我已在大的公司體系下的資訊部門服務了七年,見過各式各樣的機房,甚至還睡過機房,從一般雜亂的,到整潔管理進出的,其實從機房的整體運作,就可以看出一個企業如何來管理行事。資訊公司的機房可能就強調工程師進出的便利性,半導體產業的機房可能強調的是隨身攜帶物品的管制,金融產業可能強調的就是只有核心人物得以接近。這些都再再反映了不同環境下的不同敏感神經。一個好的機房通常有很多保護措施,有併行備援的不斷電系統,有併行備援的冷氣設備,整個機房對外聯通的網路也要併行備援,有防火系統,甚至整間機房在不同的地點,有一樣的建置,也就是異地備援,深怕一個地震,或是其他不可抗力的自然因素,造成機房停擺。總之為了讓這機房重地可以24小時,一年365天運作不停止,這些都算是基本要做的。但你覺得夠了嗎?
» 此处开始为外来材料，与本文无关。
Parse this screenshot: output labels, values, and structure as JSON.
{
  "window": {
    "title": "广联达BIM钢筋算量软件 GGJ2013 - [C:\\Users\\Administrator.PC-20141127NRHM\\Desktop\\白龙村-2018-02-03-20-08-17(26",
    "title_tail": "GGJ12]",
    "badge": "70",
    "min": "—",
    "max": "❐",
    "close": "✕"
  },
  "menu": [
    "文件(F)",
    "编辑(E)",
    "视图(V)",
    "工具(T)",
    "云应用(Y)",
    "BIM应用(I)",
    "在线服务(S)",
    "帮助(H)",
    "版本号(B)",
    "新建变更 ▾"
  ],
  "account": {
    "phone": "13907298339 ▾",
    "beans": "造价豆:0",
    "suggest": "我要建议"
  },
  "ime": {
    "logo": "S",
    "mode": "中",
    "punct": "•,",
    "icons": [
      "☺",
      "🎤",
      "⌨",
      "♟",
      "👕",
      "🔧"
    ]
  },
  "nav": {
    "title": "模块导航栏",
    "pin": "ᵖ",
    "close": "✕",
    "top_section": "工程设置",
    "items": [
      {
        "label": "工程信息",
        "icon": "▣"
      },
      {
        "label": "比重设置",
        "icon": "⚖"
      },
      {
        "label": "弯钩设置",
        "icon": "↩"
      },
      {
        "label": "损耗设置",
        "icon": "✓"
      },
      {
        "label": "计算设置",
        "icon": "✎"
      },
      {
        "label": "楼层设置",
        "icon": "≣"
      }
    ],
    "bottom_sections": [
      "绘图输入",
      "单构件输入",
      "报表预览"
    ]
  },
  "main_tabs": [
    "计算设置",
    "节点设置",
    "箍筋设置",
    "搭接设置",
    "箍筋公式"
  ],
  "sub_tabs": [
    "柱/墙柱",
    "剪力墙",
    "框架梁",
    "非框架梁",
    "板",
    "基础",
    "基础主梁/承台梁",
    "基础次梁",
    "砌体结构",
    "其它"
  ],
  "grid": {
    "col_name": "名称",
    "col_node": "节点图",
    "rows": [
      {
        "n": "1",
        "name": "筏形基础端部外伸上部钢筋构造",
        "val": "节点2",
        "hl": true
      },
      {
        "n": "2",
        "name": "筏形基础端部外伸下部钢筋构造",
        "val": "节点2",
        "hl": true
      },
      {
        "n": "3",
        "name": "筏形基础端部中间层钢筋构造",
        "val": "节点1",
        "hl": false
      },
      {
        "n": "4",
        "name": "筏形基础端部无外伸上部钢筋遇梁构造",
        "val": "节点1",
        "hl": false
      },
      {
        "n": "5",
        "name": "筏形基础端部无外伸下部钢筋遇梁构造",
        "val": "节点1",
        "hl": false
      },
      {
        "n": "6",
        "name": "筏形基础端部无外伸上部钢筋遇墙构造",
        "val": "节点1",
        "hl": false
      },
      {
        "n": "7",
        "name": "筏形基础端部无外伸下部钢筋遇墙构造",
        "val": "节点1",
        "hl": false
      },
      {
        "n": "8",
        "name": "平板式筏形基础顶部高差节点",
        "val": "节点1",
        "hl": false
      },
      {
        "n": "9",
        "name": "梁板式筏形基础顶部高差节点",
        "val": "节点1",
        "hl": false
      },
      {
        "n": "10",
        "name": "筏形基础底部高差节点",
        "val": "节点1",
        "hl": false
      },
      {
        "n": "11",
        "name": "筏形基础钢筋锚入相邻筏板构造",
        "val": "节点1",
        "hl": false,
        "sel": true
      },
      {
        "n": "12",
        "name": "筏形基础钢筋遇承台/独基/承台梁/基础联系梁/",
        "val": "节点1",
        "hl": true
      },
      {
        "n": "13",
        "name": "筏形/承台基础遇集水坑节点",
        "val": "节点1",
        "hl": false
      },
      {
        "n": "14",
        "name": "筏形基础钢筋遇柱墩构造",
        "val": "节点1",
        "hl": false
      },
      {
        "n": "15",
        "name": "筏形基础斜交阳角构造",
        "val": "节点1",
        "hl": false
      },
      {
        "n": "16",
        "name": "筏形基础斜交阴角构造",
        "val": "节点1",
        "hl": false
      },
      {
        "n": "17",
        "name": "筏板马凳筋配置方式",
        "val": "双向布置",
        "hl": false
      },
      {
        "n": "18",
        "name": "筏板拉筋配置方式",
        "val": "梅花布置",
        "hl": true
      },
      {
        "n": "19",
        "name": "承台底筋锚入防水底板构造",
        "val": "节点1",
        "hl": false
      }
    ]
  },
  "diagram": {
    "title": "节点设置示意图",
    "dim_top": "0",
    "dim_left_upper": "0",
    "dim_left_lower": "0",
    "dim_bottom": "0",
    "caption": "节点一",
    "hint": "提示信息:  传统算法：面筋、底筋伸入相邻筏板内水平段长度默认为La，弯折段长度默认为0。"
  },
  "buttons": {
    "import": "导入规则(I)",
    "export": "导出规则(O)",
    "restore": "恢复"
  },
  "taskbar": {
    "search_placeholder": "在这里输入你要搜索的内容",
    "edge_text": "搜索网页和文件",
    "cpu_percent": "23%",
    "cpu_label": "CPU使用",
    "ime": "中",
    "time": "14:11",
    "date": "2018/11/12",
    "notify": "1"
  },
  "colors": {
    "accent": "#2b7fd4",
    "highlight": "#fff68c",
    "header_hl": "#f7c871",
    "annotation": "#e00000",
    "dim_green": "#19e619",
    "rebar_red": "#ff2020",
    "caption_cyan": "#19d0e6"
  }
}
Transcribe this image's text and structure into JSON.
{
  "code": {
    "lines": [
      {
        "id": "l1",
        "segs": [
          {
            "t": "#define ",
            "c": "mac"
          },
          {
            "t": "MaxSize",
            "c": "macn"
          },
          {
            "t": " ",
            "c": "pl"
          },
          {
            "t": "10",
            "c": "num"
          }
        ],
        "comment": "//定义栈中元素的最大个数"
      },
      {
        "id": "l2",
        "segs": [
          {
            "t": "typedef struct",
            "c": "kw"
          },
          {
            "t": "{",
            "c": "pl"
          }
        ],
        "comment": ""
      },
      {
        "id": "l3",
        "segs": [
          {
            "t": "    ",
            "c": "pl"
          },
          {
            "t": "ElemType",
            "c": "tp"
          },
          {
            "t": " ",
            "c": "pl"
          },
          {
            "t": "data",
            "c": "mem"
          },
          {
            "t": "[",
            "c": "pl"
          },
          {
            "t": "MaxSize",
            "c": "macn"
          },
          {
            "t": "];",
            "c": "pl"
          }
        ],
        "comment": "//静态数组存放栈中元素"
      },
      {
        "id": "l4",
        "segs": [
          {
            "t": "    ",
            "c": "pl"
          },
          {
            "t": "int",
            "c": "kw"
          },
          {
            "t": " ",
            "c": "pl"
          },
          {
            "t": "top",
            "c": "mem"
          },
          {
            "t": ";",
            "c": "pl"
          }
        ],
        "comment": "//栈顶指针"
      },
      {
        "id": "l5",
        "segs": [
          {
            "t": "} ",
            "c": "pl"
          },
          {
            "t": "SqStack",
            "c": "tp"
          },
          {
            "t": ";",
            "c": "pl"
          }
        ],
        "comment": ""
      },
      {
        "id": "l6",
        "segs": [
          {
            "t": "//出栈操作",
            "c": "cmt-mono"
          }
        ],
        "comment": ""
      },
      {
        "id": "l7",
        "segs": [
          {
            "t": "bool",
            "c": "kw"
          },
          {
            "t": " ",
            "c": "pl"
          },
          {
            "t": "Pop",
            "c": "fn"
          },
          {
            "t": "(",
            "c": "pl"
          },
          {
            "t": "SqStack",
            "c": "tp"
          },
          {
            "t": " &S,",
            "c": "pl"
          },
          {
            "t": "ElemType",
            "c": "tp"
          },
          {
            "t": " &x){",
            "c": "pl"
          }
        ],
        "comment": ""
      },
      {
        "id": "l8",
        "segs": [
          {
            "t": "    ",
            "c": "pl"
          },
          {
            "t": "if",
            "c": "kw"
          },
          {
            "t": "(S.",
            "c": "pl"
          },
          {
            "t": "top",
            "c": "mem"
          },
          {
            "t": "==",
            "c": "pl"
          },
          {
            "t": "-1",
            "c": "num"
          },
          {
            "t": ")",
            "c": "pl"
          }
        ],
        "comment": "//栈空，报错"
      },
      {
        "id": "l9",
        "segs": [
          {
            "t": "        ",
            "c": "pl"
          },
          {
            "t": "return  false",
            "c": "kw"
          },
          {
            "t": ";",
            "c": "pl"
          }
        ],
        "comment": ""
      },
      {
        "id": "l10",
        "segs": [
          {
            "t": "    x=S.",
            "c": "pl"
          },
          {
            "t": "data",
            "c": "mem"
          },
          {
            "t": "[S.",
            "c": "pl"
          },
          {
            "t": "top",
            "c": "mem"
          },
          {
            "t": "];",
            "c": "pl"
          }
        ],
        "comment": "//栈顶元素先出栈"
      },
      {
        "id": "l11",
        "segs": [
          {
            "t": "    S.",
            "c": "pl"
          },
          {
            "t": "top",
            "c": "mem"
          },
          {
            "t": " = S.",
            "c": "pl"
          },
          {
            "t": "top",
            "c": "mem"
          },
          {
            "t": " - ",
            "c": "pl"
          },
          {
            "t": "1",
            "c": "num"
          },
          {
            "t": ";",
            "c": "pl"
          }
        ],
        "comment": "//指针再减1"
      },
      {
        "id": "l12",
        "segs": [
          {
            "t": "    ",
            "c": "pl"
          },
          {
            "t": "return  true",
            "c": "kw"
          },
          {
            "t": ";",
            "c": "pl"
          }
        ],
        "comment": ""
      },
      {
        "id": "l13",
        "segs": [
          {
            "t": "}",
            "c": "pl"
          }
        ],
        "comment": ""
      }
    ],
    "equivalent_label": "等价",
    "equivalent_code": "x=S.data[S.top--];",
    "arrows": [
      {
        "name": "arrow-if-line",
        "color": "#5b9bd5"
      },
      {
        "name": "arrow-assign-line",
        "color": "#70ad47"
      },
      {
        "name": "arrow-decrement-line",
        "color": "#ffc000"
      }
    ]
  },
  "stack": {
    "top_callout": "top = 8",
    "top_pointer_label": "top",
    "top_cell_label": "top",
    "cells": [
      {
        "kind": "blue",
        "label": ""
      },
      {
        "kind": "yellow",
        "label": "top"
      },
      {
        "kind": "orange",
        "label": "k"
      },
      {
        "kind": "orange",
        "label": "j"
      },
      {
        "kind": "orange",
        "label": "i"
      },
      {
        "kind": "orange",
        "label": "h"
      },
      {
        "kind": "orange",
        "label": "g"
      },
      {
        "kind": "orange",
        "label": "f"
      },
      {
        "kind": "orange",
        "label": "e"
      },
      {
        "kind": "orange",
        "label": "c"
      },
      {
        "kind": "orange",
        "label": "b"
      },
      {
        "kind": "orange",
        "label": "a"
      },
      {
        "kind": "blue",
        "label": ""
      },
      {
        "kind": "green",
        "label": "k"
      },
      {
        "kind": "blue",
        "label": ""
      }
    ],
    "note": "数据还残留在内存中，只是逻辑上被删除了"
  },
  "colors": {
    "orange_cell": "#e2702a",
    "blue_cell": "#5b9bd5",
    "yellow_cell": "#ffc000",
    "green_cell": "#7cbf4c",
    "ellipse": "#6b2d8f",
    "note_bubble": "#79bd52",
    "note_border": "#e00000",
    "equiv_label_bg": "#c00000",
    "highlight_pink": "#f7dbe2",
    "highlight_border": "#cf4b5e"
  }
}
顯然這些大公司覺得不夠,或許也可以說人心總是缺乏安全感,更可以說人對未來總是充滿著不確定感。你可知道,在許多大企業裡的高級機房裡,許多機櫃(放置電腦設備的櫃子,約90公分寬,兩公尺高)的上面都會擺上一包乖乖!是給工程師吃的?不是,機房一定是禁止飲食的。是給老鼠吃的?那肯定不是,機房最怕老鼠來磨牙,錯綜複雜的網路線,要是斷了一根,那可真是會忙翻大家。那是幹什麼用的呢?很簡單,意思就是擺上乖乖,要那些電腦乖乖!注意,一定要是乖乖。我想你一定會很疑惑,機房這樣資訊化的地方,怎麼會有這樣的思維?可別以為只有金融業這樣,我想不乏軟體業也是這樣,這反映著什麼?很簡單,就是在人可以充分努力準備的情形下,其實人心還是有那不確定的空間,那個空缺需要一個東西填補,一個心靈安慰,就是那包乖乖了,其實那包乖乖不是那些電腦需要的,而是那些管理這些機房的人需要這包乖乖,因為人總是想多做點什麼,對不安全感的一點慰藉。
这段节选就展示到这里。